Auf Konzernebene ist das Verhältnis zwischen Gewinn und Steuerlast jedenfalls deutlich weniger kritikwürdig. So zeigt ein Blick in die Bilanz von Amazon, dass der Konzern 2012 einen Vorsteuergewinn von 544 Mio. Dollar erzielte und davon 428 Mio. Dollar an Steuern bezahlte – was einer Steuerquote von 78,7Prozent entspricht. Allerdings sind die Steuerzahlungen von Amazon aufgrund der weltweiten Aktivitäten sehr volatil. So wurden etwa 2010 bei einem Vorsteuergewinn von 1,5 Mrd.

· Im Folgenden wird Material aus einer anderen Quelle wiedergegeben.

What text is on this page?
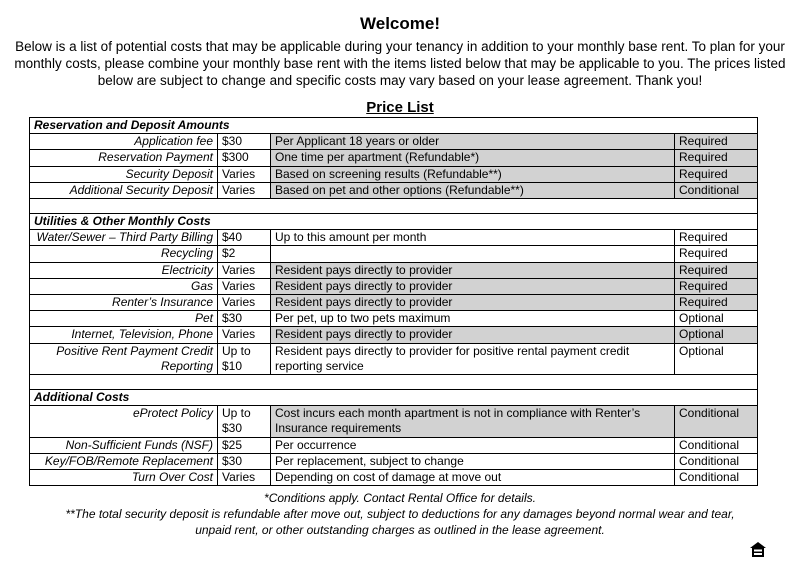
Welcome!
Below is a list of potential costs that may be applicable during your tenancy in addition to your monthly base rent. To plan for your monthly costs, please combine your monthly base rent with the items listed below that may be applicable to you. The prices listed below are subject to change and specific costs may vary based on your lease agreement. Thank you!
Price List
Reservation and Deposit Amounts			
Application fee	$30	Per Applicant 18 years or older	Required
Reservation Payment	$300	One time per apartment (Refundable*)	Required
Security Deposit	Varies	Based on screening results (Refundable**)	Required
Additional Security Deposit	Varies	Based on pet and other options (Refundable**)	Conditional

Utilities & Other Monthly Costs			
Water/Sewer – Third Party Billing	$40	Up to this amount per month	Required
Recycling	$2		Required
Electricity	Varies	Resident pays directly to provider	Required
Gas	Varies	Resident pays directly to provider	Required
Renter’s Insurance	Varies	Resident pays directly to provider	Required
Pet	$30	Per pet, up to two pets maximum	Optional
Internet, Television, Phone	Varies	Resident pays directly to provider	Optional
Positive Rent Payment Credit Reporting	Up to $10	Resident pays directly to provider for positive rental payment credit reporting service	Optional

Additional Costs			
eProtect Policy	Up to $30	Cost incurs each month apartment is not in compliance with Renter’s Insurance requirements	Conditional
Non-Sufficient Funds (NSF)	$25	Per occurrence	Conditional
Key/FOB/Remote Replacement	$30	Per replacement, subject to change	Conditional
Turn Over Cost	Varies	Depending on cost of damage at move out	Conditional
*Conditions apply. Contact Rental Office for details.
**The total security deposit is refundable after move out, subject to deductions for any damages beyond normal wear and tear, unpaid rent, or other outstanding charges as outlined in the lease agreement.
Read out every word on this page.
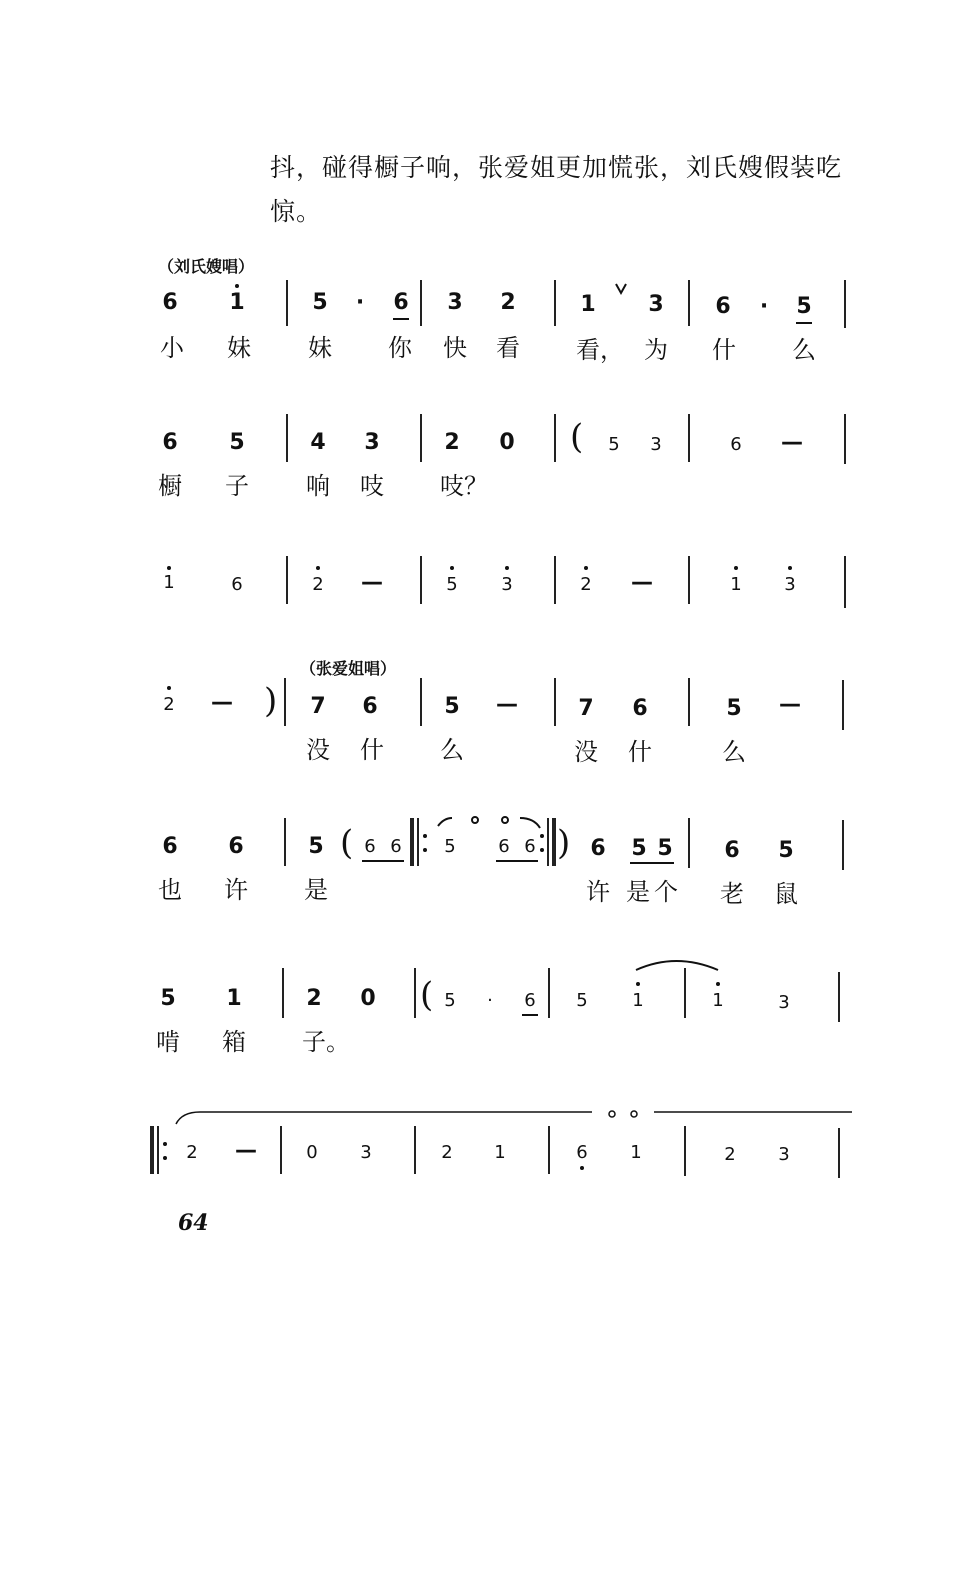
抖，碰得橱子响，张爱姐更加慌张，刘氏嫂假装吃
惊。
（刘氏嫂唱）
（张爱姐唱）
6 1	5 · 6 3 2	1 3 6 · 5
小 妹 妹 你 快 看 看， 为 什 么
6 5	4 3	2 0 ( 5 3	6 —
橱 子 响 吱 吱？
1	6	2 —	5 3	2 —	1 3
2 — ) 7 6	5 —	7 6	5 —
没 什 么	没 什	么
6 6	5 ( 6 6 5 6 6 ) 6 5 5 6 5
也 许 是	许 是 个 老 鼠
5 1	2 0 ( 5 · 6 5 1	1	3
啃 箱 子。
2 —	0 3	2 1	6 1	2 3
64
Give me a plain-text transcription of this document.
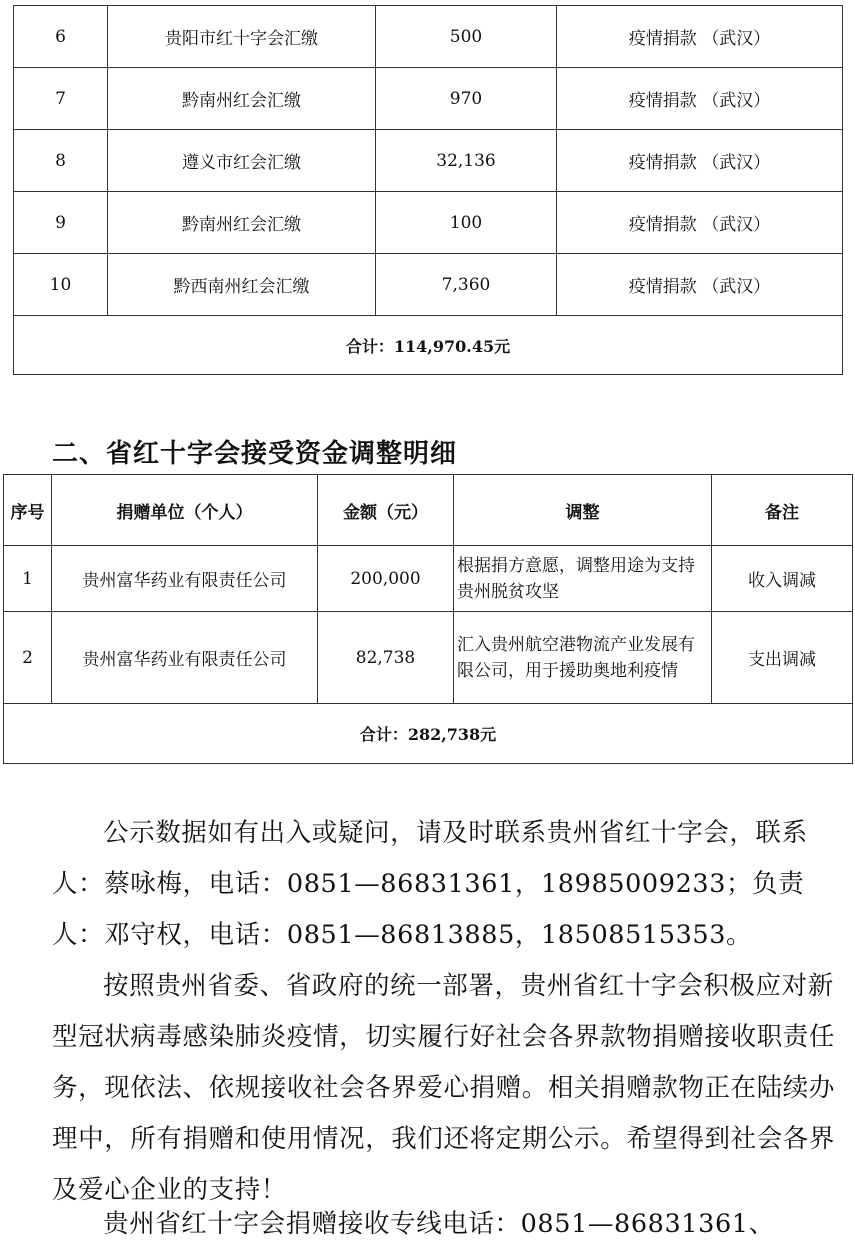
6	贵阳市红十字会汇缴	500	疫情捐款 （武汉）
7	黔南州红会汇缴	970	疫情捐款 （武汉）
8	遵义市红会汇缴	32,136	疫情捐款 （武汉）
9	黔南州红会汇缴	100	疫情捐款 （武汉）
10	黔西南州红会汇缴	7,360	疫情捐款 （武汉）
合计：114,970.45元			
二、省红十字会接受资金调整明细
序号	捐赠单位（个人）	金额（元）	调整	备注
1	贵州富华药业有限责任公司	200,000	根据捐方意愿，调整用途为支持贵州脱贫攻坚	收入调减
2	贵州富华药业有限责任公司	82,738	汇入贵州航空港物流产业发展有限公司，用于援助奥地利疫情	支出调减
合计：282,738元				

公示数据如有出入或疑问，请及时联系贵州省红十字会，联系人：蔡咏梅，电话：0851—86831361，18985009233；负责人：邓守权，电话：0851—86813885，18508515353。

按照贵州省委、省政府的统一部署，贵州省红十字会积极应对新型冠状病毒感染肺炎疫情，切实履行好社会各界款物捐赠接收职责任务，现依法、依规接收社会各界爱心捐赠。相关捐赠款物正在陆续办理中，所有捐赠和使用情况，我们还将定期公示。希望得到社会各界及爱心企业的支持！

贵州省红十字会捐赠接收专线电话：0851—86831361、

Dollar 352 Mio. an Steuern gezahlt – was aber immer noch einer Quote von 23,5Prozent entspricht.

Bei einem genaueren Blick in die Bilanz wird jedoch auch klar, dass diese Steuerleistung ungleich verteilt ist. So fielen 2012 über 80Prozent davon in den USA an, obwohl Amazon dort nur 57Prozent des Geschäfts erzielt. Noch drastischer war die Situation im Jahr 2010. Damals machte das US-Geschäft knapp 55Prozent aller Umsätze aus (Gewinnzahlen gibt es auf lokaler Ebene ja keine), die Steuerleistung entfiel aber zu 90 Prozent auf die USA. Dies könnte ein Indiz dafür sein, dass Amazon in den USA größere Schwierigkeiten bei legalen Strategien der Steuervermeidung hat. So schreibt der Konzern selbst in seiner Bilanz: „Einkommen in Niedrigsteuergebieten hängt primär mit unserem Europa-Geschäft zusammen.“

Große Worte, kleine Taten

Obwohl diese Steuervermeidung legal ist, werden immer mehr Stimmen laut, dies zu ändern. So soll das Thema laut Gastgeber Großbritannien auch den G8-Gipfel im Juni dominieren. Viele Experten sehen jedoch eine deutliche Diskrepanz zwischen Worten und Taten bei der Politik. Denn sobald es darum geht, konkrete Schlupflöcher zu schließen, wie jüngst im holländischen Parlament angedacht, bildet sich eine große Mehrheit dagegen, um den eigenen Wirtschaftsstandort nicht zu schädigen.